Python中的浮点表示错误 [英] Floating point representation error in Python

问题描述

可能重复：

如何存储浮点数？什么时候重要？

Python四舍五入错误浮点数

我想了解为什么我们在蟒蛇。我知道这不是新的问题，但老实说，我很难理解它。我正在通过Python的官方文档 http://docs.python.org/tutorial/floatingpoint

但我无法得到这个表达式J / 2 ** N如何进入画面为什么在我的口译员中，我获得了这个价值。
0.1 ---> 0.10000000000000001
我发现的最接近的问题是浮点问题和浮点数如何存储在内存中？
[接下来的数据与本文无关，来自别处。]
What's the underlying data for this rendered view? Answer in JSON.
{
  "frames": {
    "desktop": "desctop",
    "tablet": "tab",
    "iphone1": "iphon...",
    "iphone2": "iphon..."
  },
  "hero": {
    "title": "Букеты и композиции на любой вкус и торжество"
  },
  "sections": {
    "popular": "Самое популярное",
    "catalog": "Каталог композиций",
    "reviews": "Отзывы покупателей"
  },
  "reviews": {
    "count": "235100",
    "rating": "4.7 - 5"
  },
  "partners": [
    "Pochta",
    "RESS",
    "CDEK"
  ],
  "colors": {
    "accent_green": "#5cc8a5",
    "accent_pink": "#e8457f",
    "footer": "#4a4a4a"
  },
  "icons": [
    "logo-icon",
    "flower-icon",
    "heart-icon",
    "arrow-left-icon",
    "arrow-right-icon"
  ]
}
但无法理解。

任何人都可以请详细和简单的语言？感谢任何帮助。
谢谢，
Sunil

解决方案

你可以想到0.1是一个有理数的计算机 - 有理数，其十进制扩展不是有限的。

以1/3为例。对于我们人类来说，我们知道它意味着三分之一（不多也不少）。但是，如果我们把它写下来，而不是分数，我们将不得不写0.3333 ...等等。事实上，我们没有办法用十进制符号表示三分之一。所以，我们可以用十进制表示法来编写数字，而我们不能使用数字。对于后者，我们必须使用分数 - 我们可以这样做，因为我们在学校教数学。另一方面，计算机的工作与位（只有两个数字：1和0），只能使用二进制符号 - 没有分数。由于不同的基础（2而不是10），有限有理数的概念有些偏移：我们可以精确地用十进制表示的数字不能完全用二进制表示，反之亦然。对于我们来说，看起来像一个简单的例子（1/10 =十分之一= 0.1，对于CPU来说）并不一定是一个简单的例子。

Possible Duplicate:
How is floating point stored? When does it matter?
Python rounding error with float numbers

I am trying to understand why we get floating point representation error in python. I know this is not new question here but honestly I am finding hard time to understand it. I am going through the official document of python http://docs.python.org/tutorial/floatingpoint.html on section Representation Error at bottom of the page.

But I am not able to get how this expression J/2**N comes into picture and why in my interpreter I am getting this value. 0.1--->0.10000000000000001 The closest question I found is floating point issue and How are floating point numbers are stored in memory? but not able to understand.

Can anyone please in detail and simple language? Appreciate any help. Thanks, Sunil

解决方案

You can think of 0.1 being a rational number for a computer - a rational number whose decimal expansion is not finite.

Take 1/3 for instance. For us humans, we know that it means "one third" (no more, no less). But if we were to write it down without fractions, we would have to write 0.3333... and so on. In fact, there is no way we can represent exactly one third with a decimal notation. So there are numbers we can write using decimal notation, and numbers we can't. For the latter, we have to use fractions - and we can do so because we have been taught maths at school.

On the other hand, the computer works with bits (only 2 digits: 1 and 0), and can only work with a binary notation - no fractions. Because of the different basis (2 instead of 10), the concept of a finite rational number is somewhat shifted: numbers that we can represent exactly in decimal notation may not be represented exactly in binary notation, and vice versa. What looks like a simple case for us (1/10=one tenth=0.1, exactly) is not necessarily an easy case for a CPU.

这篇关于Python中的浮点表示错误的文章就介绍到这了，希望我们推荐的答案对大家有所帮助，也希望大家多多支持IT屋！